A. Kwame Pianim is a celebrated Ghanaian business economist and investment consultant. After ten years as a political prisoner, he made a 1996 bid to run for the presidency of Ghana. Switching gears, he found success as a businessman in Accra.
Contents |
He is married to a Dutch woman named Cornelia Pianim. Their son Elkin Kwesi Pianim (born 1970), a Vassar College trained corporate financier, married global media magnate Elisabeth Murdoch; Kwame Pianim thus has two grandchildren in common with Rupert Murdoch.
His attempts to contest the 1996 presidential elections on the ticket of the centre-right New Patriotic Party were scuppered when the Supreme Court ruled to uphold a controversial law preventing individuals convicted of treasonous acts from holding public office, even if such acts were committed during periods of unconstitutional rule.

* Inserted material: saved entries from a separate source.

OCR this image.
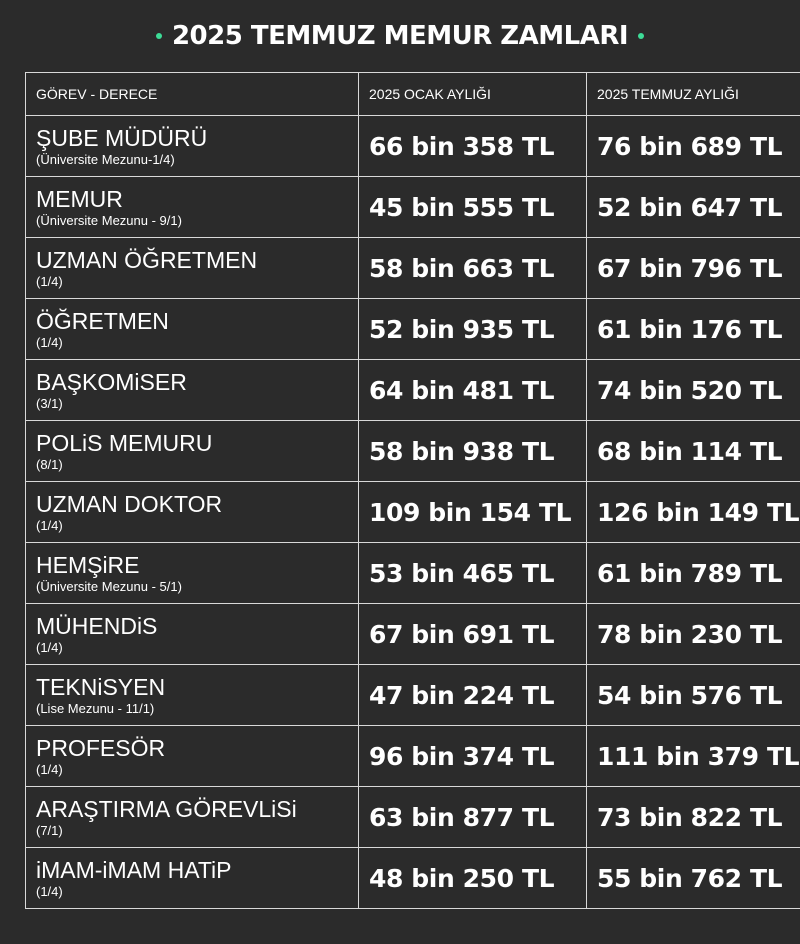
2025 TEMMUZ MEMUR ZAMLARI
GÖREV - DERECE	2025 OCAK AYLIĞI	2025 TEMMUZ AYLIĞI

ŞUBE MÜDÜRÜ
(Üniversite Mezunu-1/4)	66 bin 358 TL	76 bin 689 TL

MEMUR
(Üniversite Mezunu - 9/1)	45 bin 555 TL	52 bin 647 TL

UZMAN ÖĞRETMEN
(1/4)	58 bin 663 TL	67 bin 796 TL

ÖĞRETMEN
(1/4)	52 bin 935 TL	61 bin 176 TL

BAŞKOMiSER
(3/1)	64 bin 481 TL	74 bin 520 TL

POLiS MEMURU
(8/1)	58 bin 938 TL	68 bin 114 TL

UZMAN DOKTOR
(1/4)	109 bin 154 TL	126 bin 149 TL

HEMŞiRE
(Üniversite Mezunu - 5/1)	53 bin 465 TL	61 bin 789 TL

MÜHENDiS
(1/4)	67 bin 691 TL	78 bin 230 TL

TEKNiSYEN
(Lise Mezunu - 11/1)	47 bin 224 TL	54 bin 576 TL

PROFESÖR
(1/4)	96 bin 374 TL	111 bin 379 TL

ARAŞTIRMA GÖREVLiSi
(7/1)	63 bin 877 TL	73 bin 822 TL

iMAM-iMAM HATiP
(1/4)	48 bin 250 TL	55 bin 762 TL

Following the Court's decision, he resigned from politics to focus on private activities within the realm of development economics.[1]
As an economist, his philosophy is multi-dimensional, but a consistent theme has been the essential incompatibility between the economic agenda of poor nations, or what ought to be their economic agenda, and the priorities of the Bretton Woods system.
He was once the chairman of the Public Utility Regulation Council (PURC) of Ghana, a high-level commission tasked with the responsibility of overseeing and regulating electricity and water utilities. He however resigned in December 2007 as a result of differences with the then ruling NPP government of John A. Kuffuor.